España hizo su trabajo y obtuvo el premio esperado. Su victoria, trabada y espesa ante Japón, le da el liderato del grupo y le permite evitar el play-in. Alemania ganó a Mali, con lo que las teutonas pasan como segundas y se medirán a Corea y las niponas como terceras se enfrentarán a Hungría. En otro día de juego plomizo la mejor noticia fue la clasificación para una selección que no termina de fluir en ataque. Estados Unidos espera en un hipotético cruce de semifinales.

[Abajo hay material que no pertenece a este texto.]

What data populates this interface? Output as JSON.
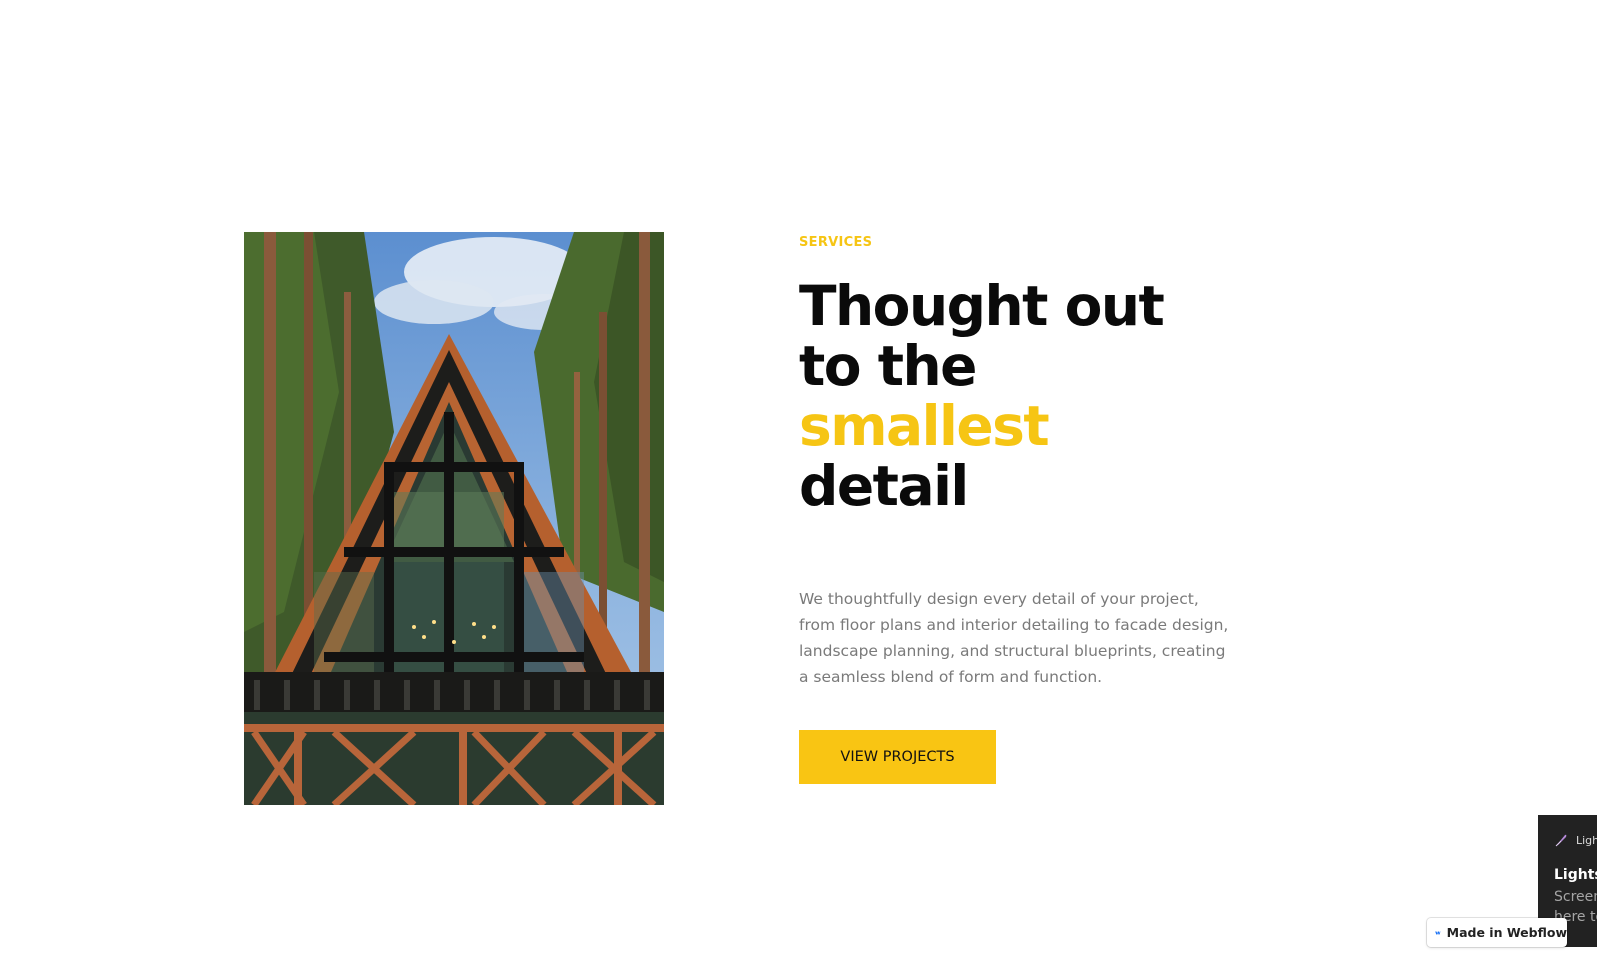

Después de desdibujarse ante Mali perdiéndose en el juego físico de las africanas, el partido ante Japón era, por encima de todo, un examen de identidad para las de Méndez. Las niponas, equipo vertiginoso en ataque y pegajoso en defensa con traps constantes y presión a toda cancha, arriesgaba mucho. Pero España salió concentrada, proponiendo un juego trabajado que buscaba un extra pass que permitió meter dos triples en los primeros cinco minutos para abrir brecha (5-12). La superioridad física en la pintura de las españolas no terminaba de imponerse ante el ritmo caótico de las asiáticas que volvían a engancharse al partido (12-14). Pero España comenzó a rentabilizar el ímpetu defensivo rival visitando con acierto los tiros libres (8 de 9) y posteando con acierto para cerrar el primer cuarto (15-23). La paciencia tenía premio.
Otra vez el último minuto
Las japonesas, con varias jugadoras con experiencia en la NBA, se animaban desde la línea de tres dando tirones en el marcador mientras el seleccionador español pedía cabeza a sus exteriores para llevar la bola al poste. Florez suplía a una dolorida Iyana Martín con Ortiz y Conde manejando la bola. Méndez movía el banquillo activando a todas sus jugadoras: Cazorla, Pueyo, Buenavida, Ginzo… Rompía el marcador España (22-32) mediado el cuarto gracias a su superioridad en el rebote ofensivo (12 en la primera mitad). Konno y Tanaka lideraban ofensivamente a las niponas, que echaban en falta su producción exterior (4 de 14 en triples). Las asiáticas detectaron la dificultad en el desplazamiento de Gustafson y la castigaron para acercarse (31-37). El último minuto, como ante Mali, volvía a ser desastroso para España reduciendo la ventaja de diez puntos a tres (36-39). Otra vez malas sensaciones.
La segunda mitad comenzó con siete puntos y dos rebotes de Fam para abrir hueco (36-46). Si Gustafson no tenía el día en defensa, Carrera lo tenía crudo en ataque. Las niponas seguían con vida en el partido gracias a su juego racheado que les permitía acercarse a golpe de triples, pérdidas rivales y fallos por precipitación de las españolas (47-53). Las buenas noticias llegaban desde el otro partido del grupo, donde Alemania ganaba por veinte a Mali al final del tercer cuarto. Con este panorama España pasaba como líder. El (48-57) que señalaba el marcador al final del tercer cuarto suponía un respiro.
España subió la intensidad defensiva para sellar el partido, ya que en ataque seguía sin encontrar la fluidez. Un triple de Conde y un robo de Buenavida (50-63) ahuyentaron los fantasmas mientras Tanaka (15 puntos) tiraba del carro nipón. Las asiáticas sumaban solo once puntos en el último cuarto por 22 de España. A falta de fluidez restaba el coraje. Iyana (20) y Awa Fam (16) lucían en un partido que concluyó con un marcador mucho más plácido (59-79) de las sensaciones que dejó el partido.